The Head, Enugu Office of PRAWA, Mrs Chioma Anuna, made the call during a Media Capacity Building Workshop on Decriminalisation and Declassification of Petty Offences in Nigeria for journalists in Enugu on Wednesday.
Anuna said that criminalisation of petty offences, such as prostitution, common nuisance, alms begging, street trading and environmental offences, by state governments and law enforcement agencies had continued to breed and deepen poverty among the poor and vulnerable.
She said: “In this regard, laws that criminalise petty offences have the effect of punishing, segregating, controlling and undermining the dignity of persons on the basis of their socio-economic status.
“By restricting the ability of individuals to engage in life-sustaining activities, particularly for those living in poverty, petty offences infringe on the autonomy of persons, further degrading their right to human dignity.

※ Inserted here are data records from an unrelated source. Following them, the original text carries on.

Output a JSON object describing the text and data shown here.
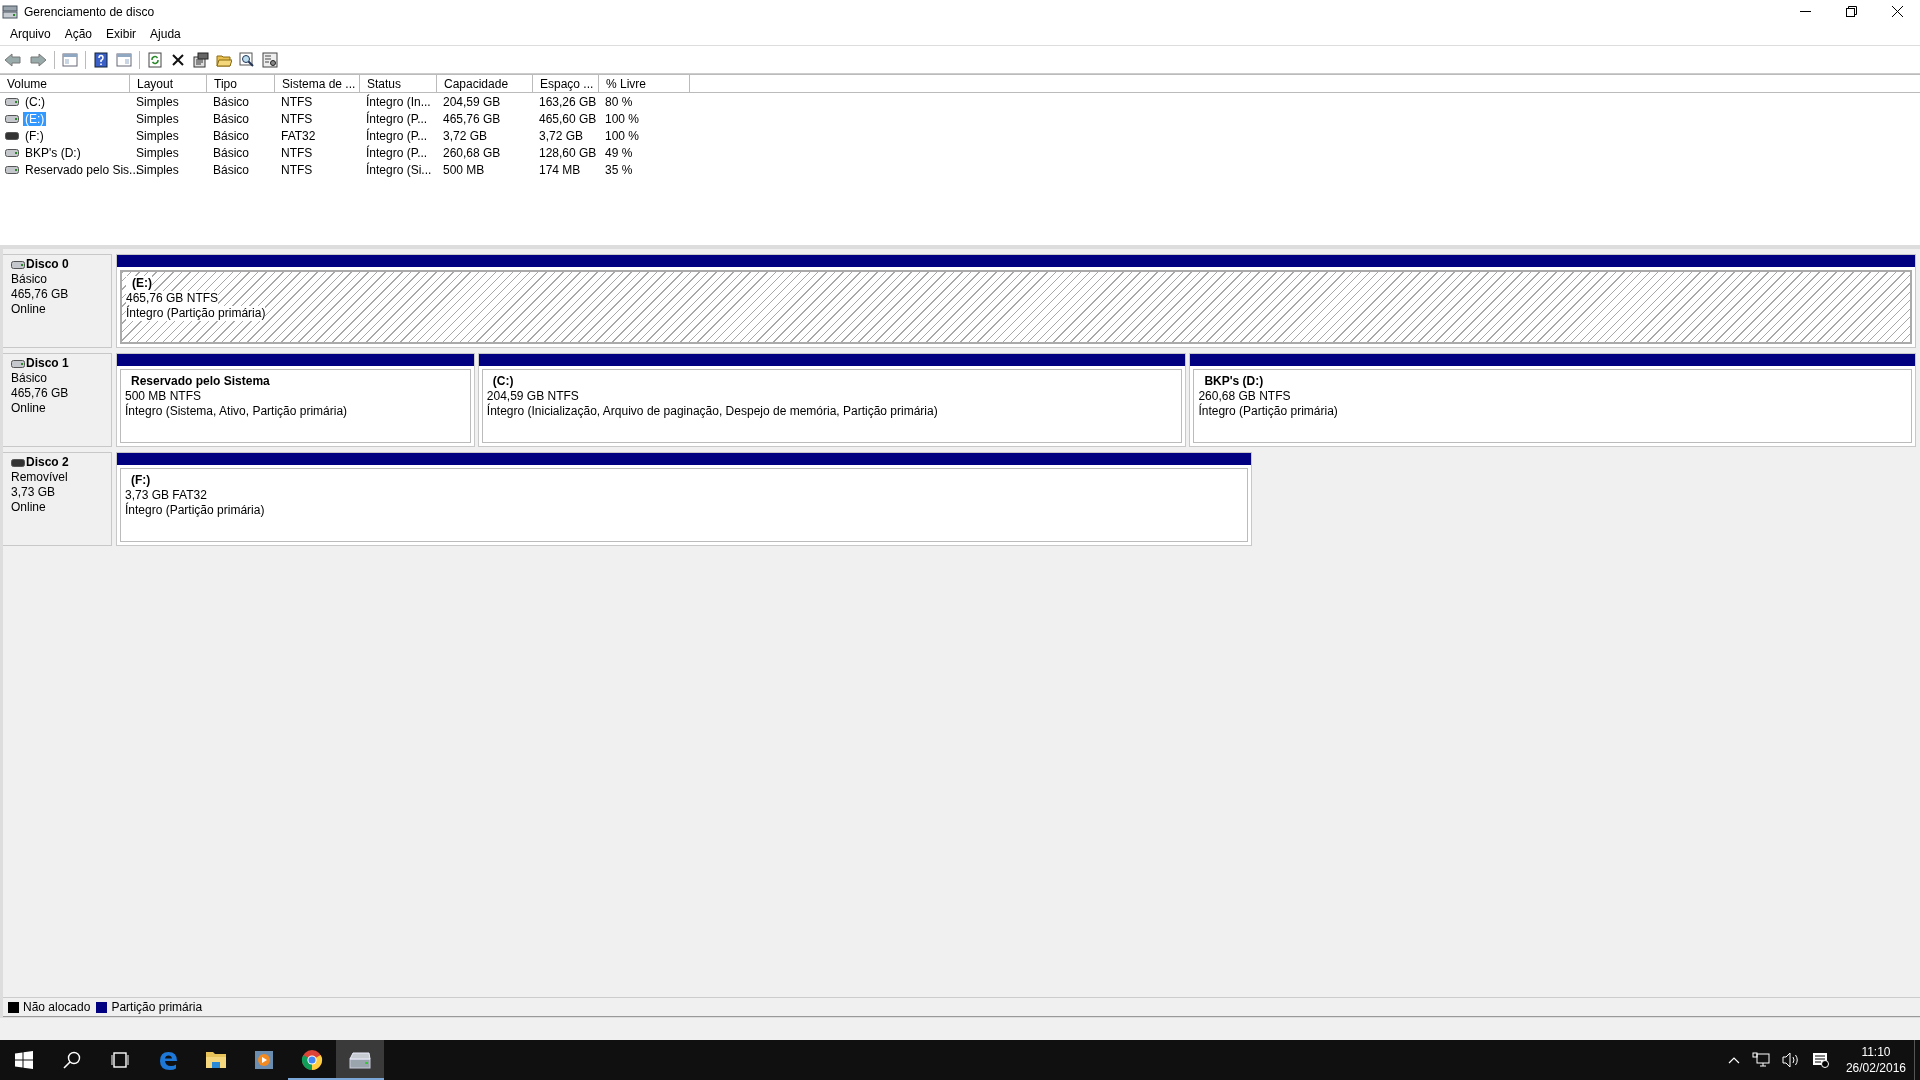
{
  "window": {
    "title": "Gerenciamento de disco"
  },
  "menu": [
    "Arquivo",
    "Ação",
    "Exibir",
    "Ajuda"
  ],
  "table": {
    "columns": [
      "Volume",
      "Layout",
      "Tipo",
      "Sistema de ...",
      "Status",
      "Capacidade",
      "Espaço ...",
      "% Livre"
    ],
    "rows": [
      {
        "kind": "fixed",
        "selected": false,
        "cells": [
          "(C:)",
          "Simples",
          "Básico",
          "NTFS",
          "Íntegro (In...",
          "204,59 GB",
          "163,26 GB",
          "80 %"
        ]
      },
      {
        "kind": "fixed",
        "selected": true,
        "cells": [
          "(E:)",
          "Simples",
          "Básico",
          "NTFS",
          "Íntegro (P...",
          "465,76 GB",
          "465,60 GB",
          "100 %"
        ]
      },
      {
        "kind": "removable",
        "selected": false,
        "cells": [
          "(F:)",
          "Simples",
          "Básico",
          "FAT32",
          "Íntegro (P...",
          "3,72 GB",
          "3,72 GB",
          "100 %"
        ]
      },
      {
        "kind": "fixed",
        "selected": false,
        "cells": [
          "BKP's (D:)",
          "Simples",
          "Básico",
          "NTFS",
          "Íntegro (P...",
          "260,68 GB",
          "128,60 GB",
          "49 %"
        ]
      },
      {
        "kind": "fixed",
        "selected": false,
        "cells": [
          "Reservado pelo Sis...",
          "Simples",
          "Básico",
          "NTFS",
          "Íntegro (Si...",
          "500 MB",
          "174 MB",
          "35 %"
        ]
      }
    ]
  },
  "disks": [
    {
      "name": "Disco 0",
      "kind": "fixed",
      "type": "Básico",
      "size": "465,76 GB",
      "status": "Online",
      "partitions": [
        {
          "name": "(E:)",
          "detail": "465,76 GB NTFS",
          "status": "Íntegro (Partição primária)",
          "selected": true
        }
      ]
    },
    {
      "name": "Disco 1",
      "kind": "fixed",
      "type": "Básico",
      "size": "465,76 GB",
      "status": "Online",
      "partitions": [
        {
          "name": "Reservado pelo Sistema",
          "detail": "500 MB NTFS",
          "status": "Íntegro (Sistema, Ativo, Partição primária)",
          "selected": false
        },
        {
          "name": "(C:)",
          "detail": "204,59 GB NTFS",
          "status": "Íntegro (Inicialização, Arquivo de paginação, Despejo de memória, Partição primária)",
          "selected": false
        },
        {
          "name": "BKP's  (D:)",
          "detail": "260,68 GB NTFS",
          "status": "Íntegro (Partição primária)",
          "selected": false
        }
      ]
    },
    {
      "name": "Disco 2",
      "kind": "removable",
      "type": "Removível",
      "size": "3,73 GB",
      "status": "Online",
      "partitions": [
        {
          "name": "(F:)",
          "detail": "3,73 GB FAT32",
          "status": "Íntegro (Partição primária)",
          "selected": false
        }
      ]
    }
  ],
  "legend": [
    {
      "label": "Não alocado",
      "color": "#000000"
    },
    {
      "label": "Partição primária",
      "color": "#000080"
    }
  ],
  "taskbar": {
    "apps": [
      {
        "kind": "edge",
        "running": false,
        "selected": false
      },
      {
        "kind": "explorer",
        "running": false,
        "selected": false
      },
      {
        "kind": "media",
        "running": false,
        "selected": false
      },
      {
        "kind": "chrome",
        "running": true,
        "selected": false
      },
      {
        "kind": "disk",
        "running": true,
        "selected": true
      }
    ],
    "time": "11:10",
    "date": "26/02/2016"
  }
}
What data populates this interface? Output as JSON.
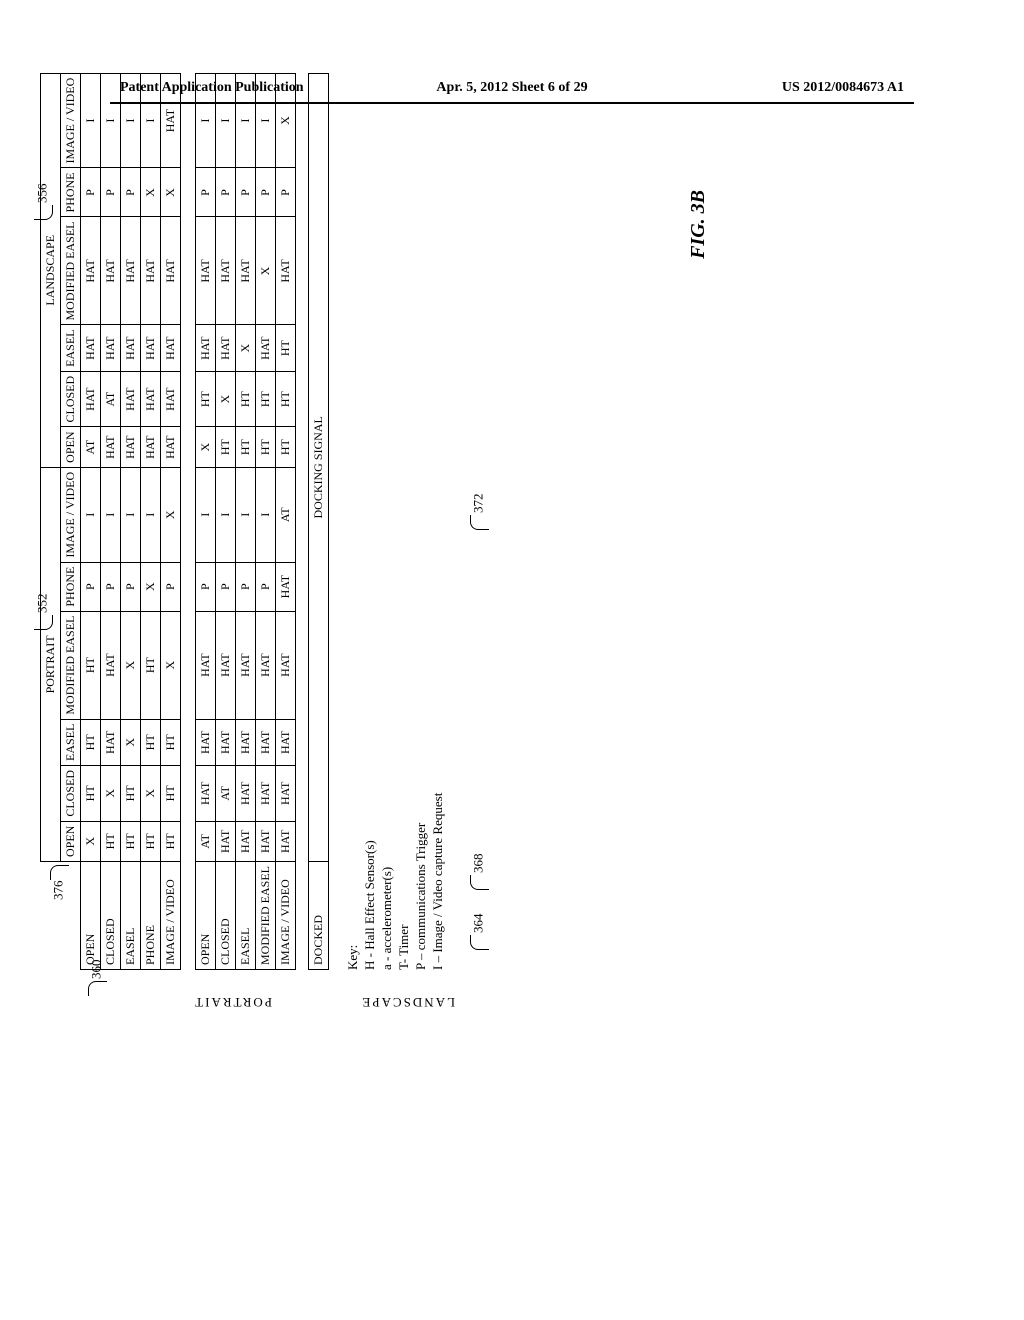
{
  "header": {
    "left": "Patent Application Publication",
    "mid": "Apr. 5, 2012  Sheet 6 of 29",
    "right": "US 2012/0084673 A1"
  },
  "group_headers": {
    "portrait": "PORTRAIT",
    "landscape": "LANDSCAPE"
  },
  "columns": [
    "OPEN",
    "CLOSED",
    "EASEL",
    "MODIFIED EASEL",
    "PHONE",
    "IMAGE / VIDEO",
    "OPEN",
    "CLOSED",
    "EASEL",
    "MODIFIED EASEL",
    "PHONE",
    "IMAGE / VIDEO"
  ],
  "vlabels": {
    "portrait": "PORTRAIT",
    "landscape": "LANDSCAPE"
  },
  "rows_portrait": [
    {
      "label": "OPEN",
      "cells": [
        "X",
        "HT",
        "HT",
        "HT",
        "P",
        "I",
        "AT",
        "HAT",
        "HAT",
        "HAT",
        "P",
        "I"
      ]
    },
    {
      "label": "CLOSED",
      "cells": [
        "HT",
        "X",
        "HAT",
        "HAT",
        "P",
        "I",
        "HAT",
        "AT",
        "HAT",
        "HAT",
        "P",
        "I"
      ]
    },
    {
      "label": "EASEL",
      "cells": [
        "HT",
        "HT",
        "X",
        "X",
        "P",
        "I",
        "HAT",
        "HAT",
        "HAT",
        "HAT",
        "P",
        "I"
      ]
    },
    {
      "label": "PHONE",
      "cells": [
        "HT",
        "X",
        "HT",
        "HT",
        "X",
        "I",
        "HAT",
        "HAT",
        "HAT",
        "HAT",
        "X",
        "I"
      ]
    },
    {
      "label": "IMAGE / VIDEO",
      "cells": [
        "HT",
        "HT",
        "HT",
        "X",
        "P",
        "X",
        "HAT",
        "HAT",
        "HAT",
        "HAT",
        "X",
        "HAT"
      ]
    }
  ],
  "rows_landscape": [
    {
      "label": "OPEN",
      "cells": [
        "AT",
        "HAT",
        "HAT",
        "HAT",
        "P",
        "I",
        "X",
        "HT",
        "HAT",
        "HAT",
        "P",
        "I"
      ]
    },
    {
      "label": "CLOSED",
      "cells": [
        "HAT",
        "AT",
        "HAT",
        "HAT",
        "P",
        "I",
        "HT",
        "X",
        "HAT",
        "HAT",
        "P",
        "I"
      ]
    },
    {
      "label": "EASEL",
      "cells": [
        "HAT",
        "HAT",
        "HAT",
        "HAT",
        "P",
        "I",
        "HT",
        "HT",
        "X",
        "HAT",
        "P",
        "I"
      ]
    },
    {
      "label": "MODIFIED EASEL",
      "cells": [
        "HAT",
        "HAT",
        "HAT",
        "HAT",
        "P",
        "I",
        "HT",
        "HT",
        "HAT",
        "X",
        "P",
        "I"
      ]
    },
    {
      "label": "IMAGE / VIDEO",
      "cells": [
        "HAT",
        "HAT",
        "HAT",
        "HAT",
        "HAT",
        "AT",
        "HT",
        "HT",
        "HT",
        "HAT",
        "P",
        "X"
      ]
    }
  ],
  "row_docked_label": "DOCKED",
  "docking_signal": "DOCKING SIGNAL",
  "callouts": {
    "c352": "352",
    "c356": "356",
    "c360": "360",
    "c364": "364",
    "c368": "368",
    "c372": "372",
    "c376": "376"
  },
  "key": {
    "title": "Key:",
    "lines": [
      "H - Hall Effect Sensor(s)",
      "a - accelerometer(s)",
      "T- Timer",
      "P – communications Trigger",
      "I – Image / Video capture Request"
    ]
  },
  "figure_caption": "FIG. 3B"
}
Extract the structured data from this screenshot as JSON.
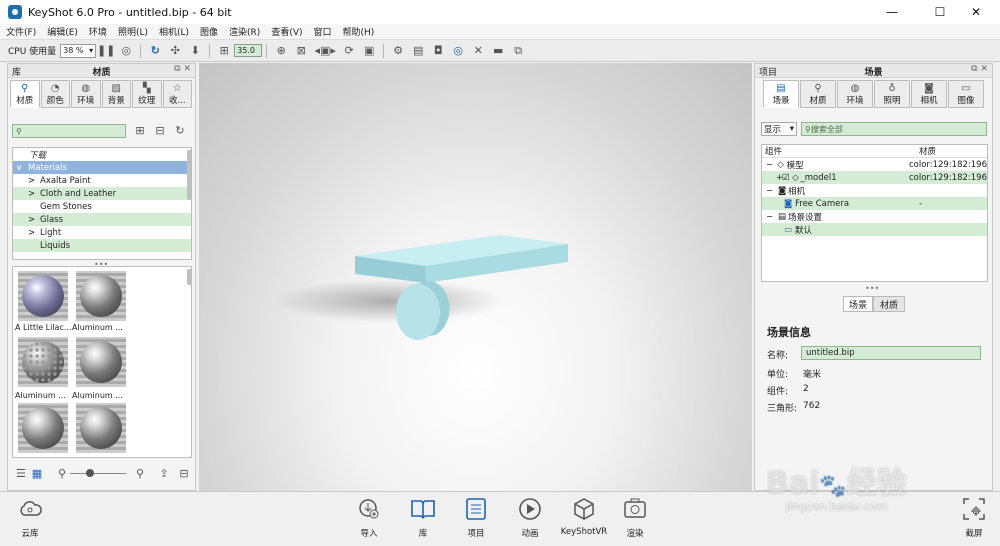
{
  "window": {
    "title": "KeyShot 6.0 Pro  - untitled.bip  - 64 bit",
    "minimize": "—",
    "maximize": "☐",
    "close": "✕"
  },
  "menu": [
    "文件(F)",
    "编辑(E)",
    "环境",
    "照明(L)",
    "相机(L)",
    "图像",
    "渲染(R)",
    "查看(V)",
    "窗口",
    "帮助(H)"
  ],
  "toolbar": {
    "cpu_label": "CPU 使用量",
    "cpu_value": "38 %",
    "fov_value": "35.0"
  },
  "library": {
    "header_left": "库",
    "title": "材质",
    "tabs": [
      "材质",
      "颜色",
      "环境",
      "背景",
      "纹理",
      "收..."
    ],
    "search_placeholder": "",
    "tree": [
      {
        "label": "下载",
        "italic": true
      },
      {
        "label": "Materials",
        "expand": "∨",
        "selected": true
      },
      {
        "label": "Axalta Paint",
        "expand": ">"
      },
      {
        "label": "Cloth and Leather",
        "expand": ">"
      },
      {
        "label": "Gem Stones",
        "expand": ""
      },
      {
        "label": "Glass",
        "expand": ">"
      },
      {
        "label": "Light",
        "expand": ">"
      },
      {
        "label": "Liquids",
        "expand": ""
      }
    ],
    "thumbs": [
      {
        "label": "A Little Lilac...",
        "tone": "lilac"
      },
      {
        "label": "Aluminum ...",
        "tone": "metal"
      },
      {
        "label": "Aluminum ...",
        "tone": "perforated"
      },
      {
        "label": "Aluminum ...",
        "tone": "metal"
      },
      {
        "label": "Alumi...",
        "tone": "metal"
      },
      {
        "label": "Alumi...",
        "tone": "metal"
      }
    ]
  },
  "project": {
    "header_left": "项目",
    "title": "场景",
    "tabs": [
      "场景",
      "材质",
      "环境",
      "照明",
      "相机",
      "图像"
    ],
    "show_label": "显示",
    "search_placeholder": "搜索全部",
    "col_component": "组件",
    "col_material": "材质",
    "tree": [
      {
        "label": "模型",
        "material": "color:129:182:196",
        "indent": 0,
        "green": false
      },
      {
        "label": "_model1",
        "material": "color:129:182:196",
        "indent": 1,
        "green": true
      },
      {
        "label": "相机",
        "material": "",
        "indent": 0,
        "green": false
      },
      {
        "label": "Free Camera",
        "material": "-",
        "indent": 1,
        "green": true
      },
      {
        "label": "场景设置",
        "material": "",
        "indent": 0,
        "green": false
      },
      {
        "label": "默认",
        "material": "",
        "indent": 1,
        "green": true
      }
    ],
    "subtabs": [
      "场景",
      "材质"
    ],
    "info": {
      "title": "场景信息",
      "name_label": "名称:",
      "name_value": "untitled.bip",
      "unit_label": "单位:",
      "unit_value": "毫米",
      "comp_label": "组件:",
      "comp_value": "2",
      "tri_label": "三角形:",
      "tri_value": "762"
    }
  },
  "model_color": "#81b6c4",
  "bottom": {
    "cloud": "云库",
    "items": [
      "导入",
      "库",
      "项目",
      "动画",
      "KeyShotVR",
      "渲染"
    ],
    "screenshot": "截屏"
  },
  "watermark": {
    "brand": "Bai",
    "brand_cn": "经验",
    "url": "jingyan.baidu.com"
  }
}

“The enforcement of these laws also perpetuate the stigmatisation of poverty by mandating a criminal justice response to what are essentially socio-economic issues.
“In this regard, the criminalisation of petty offences reinforces discriminatory attitudes against marginalised persons especially the poor and vulnerable.
“The criminalisation of petty offences contributes to discrimination and marginalisation by criminalising poverty, homelessness and unemployment. This development had an impact on the poorest and most marginalised persons in our communities.’’
She noted that there was a need to improve awareness on the impact of excessive custodial sentences as it relates to petty offences, including applying standards and principles of human rights in protecting the poor and promoting equality and fairness.
Speaking, Mr Monday Emeka, Public Relations Officer of Nigerian Correctional Service, Enugu State Command, said that the new Correctional Service Act signed by President Muhammadu Buhari clearly spelt out need to have non-custodian programmes.
Emeka said: “Law enforcement agencies and the general public should help us know that it is not every petty or minor offence that requires that the offender be put in custodian centres (prisons).
“There should be alternatives for handling petty issues especially going with the cost implication of keeping a person in correctional custody to the government, family members, friends and even the individuals involved especially when he or she is poor.’’
Highlights of the workshop were open discussion and group work as well as the formation of media network to checkmate issues of criminalisation of petty offences within Enugu State and its environs.
Journalists from print and electronic media as well as online media attended the workshop.